La signature imminente à Washington, prévue autour du 4 décembre 2025 selon plusieurs sources diplomatiques, sera donc un moment charnière : il faudra alors observer non seulement la rhétorique solennelle des chefs d’État, mais surtout les mécanismes concrets de mise en œuvre, les garanties de vérification et l’engagement effectif de la communauté internationale à soutenir la restauration de la sécurité et des services de base dans l’est congolais. Sans cela, les mises en garde de Mukwege et d’autres acteurs risquent de se transformer en prophéties auto-réalisatrices où la paix de papier ne protège pas la vie des civils.
En conclusion, la déclaration du Dr Denis Mukwege du 3 décembre 2025 constitue un appel pressant à ne pas dissocier la diplomatie des réalités humaines du terrain. Tandis que les chancelleries s’activent pour sceller un accord susceptible d’apporter une trêve durable, les souffrances quotidiennes des habitants des Kivu — à Kaziba, Katogota, Kamanyola et ailleurs — exigent des réponses immédiates et mesurables. Sans une approche qui combine sécurité, justice, vérification indépendante et assistance humanitaire renforcée, l’espoir d’une paix véritable restera fragile et précaire.

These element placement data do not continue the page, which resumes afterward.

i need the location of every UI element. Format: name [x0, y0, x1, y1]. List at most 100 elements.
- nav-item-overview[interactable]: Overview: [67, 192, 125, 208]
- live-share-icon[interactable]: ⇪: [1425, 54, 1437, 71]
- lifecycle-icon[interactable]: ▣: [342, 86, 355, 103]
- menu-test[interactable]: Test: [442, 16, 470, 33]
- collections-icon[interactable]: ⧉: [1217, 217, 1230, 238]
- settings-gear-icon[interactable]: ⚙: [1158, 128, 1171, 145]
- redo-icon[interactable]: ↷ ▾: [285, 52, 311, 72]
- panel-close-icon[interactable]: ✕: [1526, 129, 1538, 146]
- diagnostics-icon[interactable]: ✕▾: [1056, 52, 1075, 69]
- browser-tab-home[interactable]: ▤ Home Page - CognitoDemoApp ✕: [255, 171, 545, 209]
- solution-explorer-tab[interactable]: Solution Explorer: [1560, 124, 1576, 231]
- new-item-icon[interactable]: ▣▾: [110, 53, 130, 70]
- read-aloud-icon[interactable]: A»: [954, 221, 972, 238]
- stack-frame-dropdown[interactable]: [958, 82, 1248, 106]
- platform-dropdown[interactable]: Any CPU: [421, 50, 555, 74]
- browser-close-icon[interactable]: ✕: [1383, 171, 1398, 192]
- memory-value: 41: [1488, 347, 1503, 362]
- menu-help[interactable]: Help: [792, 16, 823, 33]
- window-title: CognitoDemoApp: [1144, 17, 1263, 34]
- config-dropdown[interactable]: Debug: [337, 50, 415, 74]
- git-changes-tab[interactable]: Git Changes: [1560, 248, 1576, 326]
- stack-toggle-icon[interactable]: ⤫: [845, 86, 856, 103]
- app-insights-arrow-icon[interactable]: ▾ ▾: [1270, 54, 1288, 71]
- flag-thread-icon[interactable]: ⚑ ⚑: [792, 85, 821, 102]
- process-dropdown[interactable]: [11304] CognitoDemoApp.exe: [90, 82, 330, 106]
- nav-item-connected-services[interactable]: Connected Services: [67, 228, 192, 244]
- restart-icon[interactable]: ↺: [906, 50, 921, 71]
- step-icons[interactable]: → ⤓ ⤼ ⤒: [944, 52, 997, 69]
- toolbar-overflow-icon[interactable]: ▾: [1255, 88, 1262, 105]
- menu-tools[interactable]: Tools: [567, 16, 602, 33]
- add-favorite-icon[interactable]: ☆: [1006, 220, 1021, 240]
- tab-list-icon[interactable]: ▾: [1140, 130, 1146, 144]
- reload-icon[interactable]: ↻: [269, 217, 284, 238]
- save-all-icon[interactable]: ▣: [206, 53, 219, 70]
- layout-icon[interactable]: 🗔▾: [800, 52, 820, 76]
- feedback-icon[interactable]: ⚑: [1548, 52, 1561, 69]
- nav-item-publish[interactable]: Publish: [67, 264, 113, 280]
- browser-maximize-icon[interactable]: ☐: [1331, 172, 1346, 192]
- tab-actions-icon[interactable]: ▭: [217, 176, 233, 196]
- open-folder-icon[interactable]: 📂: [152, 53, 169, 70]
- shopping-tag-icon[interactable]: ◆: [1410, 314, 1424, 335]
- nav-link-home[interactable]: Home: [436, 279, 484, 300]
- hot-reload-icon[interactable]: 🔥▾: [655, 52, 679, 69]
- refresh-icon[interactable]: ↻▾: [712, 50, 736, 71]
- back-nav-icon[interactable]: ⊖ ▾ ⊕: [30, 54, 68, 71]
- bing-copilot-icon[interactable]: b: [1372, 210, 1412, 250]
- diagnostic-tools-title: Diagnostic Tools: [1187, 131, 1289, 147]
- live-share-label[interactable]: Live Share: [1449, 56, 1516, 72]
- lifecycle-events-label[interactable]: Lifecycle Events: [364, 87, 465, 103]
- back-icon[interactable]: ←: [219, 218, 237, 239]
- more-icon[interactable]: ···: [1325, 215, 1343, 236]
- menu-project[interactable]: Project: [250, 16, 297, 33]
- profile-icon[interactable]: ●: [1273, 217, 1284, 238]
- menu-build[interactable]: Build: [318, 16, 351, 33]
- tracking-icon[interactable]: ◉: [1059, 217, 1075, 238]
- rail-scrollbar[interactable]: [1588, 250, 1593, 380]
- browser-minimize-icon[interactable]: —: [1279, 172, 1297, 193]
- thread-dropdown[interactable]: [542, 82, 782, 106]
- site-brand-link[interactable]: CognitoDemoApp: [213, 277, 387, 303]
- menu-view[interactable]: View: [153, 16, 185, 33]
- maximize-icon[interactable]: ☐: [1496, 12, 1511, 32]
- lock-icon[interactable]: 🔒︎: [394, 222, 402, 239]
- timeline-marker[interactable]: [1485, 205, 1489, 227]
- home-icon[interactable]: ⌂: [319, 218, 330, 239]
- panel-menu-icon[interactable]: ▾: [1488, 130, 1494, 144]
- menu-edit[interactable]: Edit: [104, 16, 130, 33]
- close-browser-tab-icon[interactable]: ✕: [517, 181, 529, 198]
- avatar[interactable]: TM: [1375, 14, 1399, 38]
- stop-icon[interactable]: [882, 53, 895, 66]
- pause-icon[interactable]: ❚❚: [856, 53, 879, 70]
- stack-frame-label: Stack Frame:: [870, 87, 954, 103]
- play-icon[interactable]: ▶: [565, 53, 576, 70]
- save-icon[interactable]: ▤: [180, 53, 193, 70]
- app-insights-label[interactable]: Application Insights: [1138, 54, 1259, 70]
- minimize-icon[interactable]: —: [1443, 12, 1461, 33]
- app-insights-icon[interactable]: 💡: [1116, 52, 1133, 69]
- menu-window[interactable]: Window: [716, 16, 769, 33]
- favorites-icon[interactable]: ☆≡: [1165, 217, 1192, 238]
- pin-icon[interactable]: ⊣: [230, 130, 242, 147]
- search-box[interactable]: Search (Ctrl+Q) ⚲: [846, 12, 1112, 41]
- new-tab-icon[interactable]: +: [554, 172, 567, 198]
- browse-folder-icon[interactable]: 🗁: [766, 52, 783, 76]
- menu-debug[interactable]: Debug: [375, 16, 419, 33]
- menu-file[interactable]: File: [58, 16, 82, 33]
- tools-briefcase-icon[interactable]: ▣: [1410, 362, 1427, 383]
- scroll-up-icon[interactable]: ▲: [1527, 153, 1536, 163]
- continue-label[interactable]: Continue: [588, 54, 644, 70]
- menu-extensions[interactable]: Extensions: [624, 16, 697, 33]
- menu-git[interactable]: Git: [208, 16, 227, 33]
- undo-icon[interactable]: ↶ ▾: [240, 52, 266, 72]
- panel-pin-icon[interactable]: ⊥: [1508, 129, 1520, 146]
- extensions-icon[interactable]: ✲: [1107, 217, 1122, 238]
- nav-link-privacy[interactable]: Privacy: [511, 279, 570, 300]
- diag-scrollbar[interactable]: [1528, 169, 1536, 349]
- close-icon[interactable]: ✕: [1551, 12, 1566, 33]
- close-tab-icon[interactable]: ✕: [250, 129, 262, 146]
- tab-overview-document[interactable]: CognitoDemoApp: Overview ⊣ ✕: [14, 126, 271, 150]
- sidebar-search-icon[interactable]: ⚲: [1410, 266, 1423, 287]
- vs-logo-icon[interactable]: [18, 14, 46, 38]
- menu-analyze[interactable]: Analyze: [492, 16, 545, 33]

En conclusion, la situation dans les Kivu à la veille de la signature de l’Accord de Washington demeure extrêmement préoccupante. Les populations civiles continuent de subir les conséquences directes et dramatiques des affrontements entre groupes armés, avec des milliers de vies mises en danger, des familles déplacées, des infrastructures détruites et un accès aux services essentiels gravement compromis. La signature de l’accord représente une étape diplomatique importante, mais elle ne suffira pas à elle seule à garantir la sécurité et la dignité des Congolais de l’Est.
Pour que cet accord ait un impact réel, il est impératif que les mécanismes de mise en œuvre soient transparents et rigoureux, que la vérification internationale du retrait des forces extérieures et de la cessation des hostilités soit effective, et que l’aide humanitaire atteigne sans entrave les populations les plus vulnérables. La communauté internationale, tout comme les États concernés, doit rester engagée, non seulement pour formaliser la paix sur le papier, mais pour s’assurer qu’elle se traduise concrètement par une amélioration tangible de la vie quotidienne des civils.
Enfin, il est crucial de rappeler que la paix durable passera par la justice, la protection des droits humains, la réinsertion des déplacés et la reconstruction des communautés. Les avertissements du Dr Denis Mukwege soulignent que toute démarche diplomatique doit garder au centre l’urgence humanitaire et la sécurité des populations. Seule une approche intégrée, combinant diplomatie, sécurité, justice et assistance humanitaire, pourra transformer l’espoir suscité par l’accord en une paix réelle et durable pour l’Est de la République démocratique du Congo.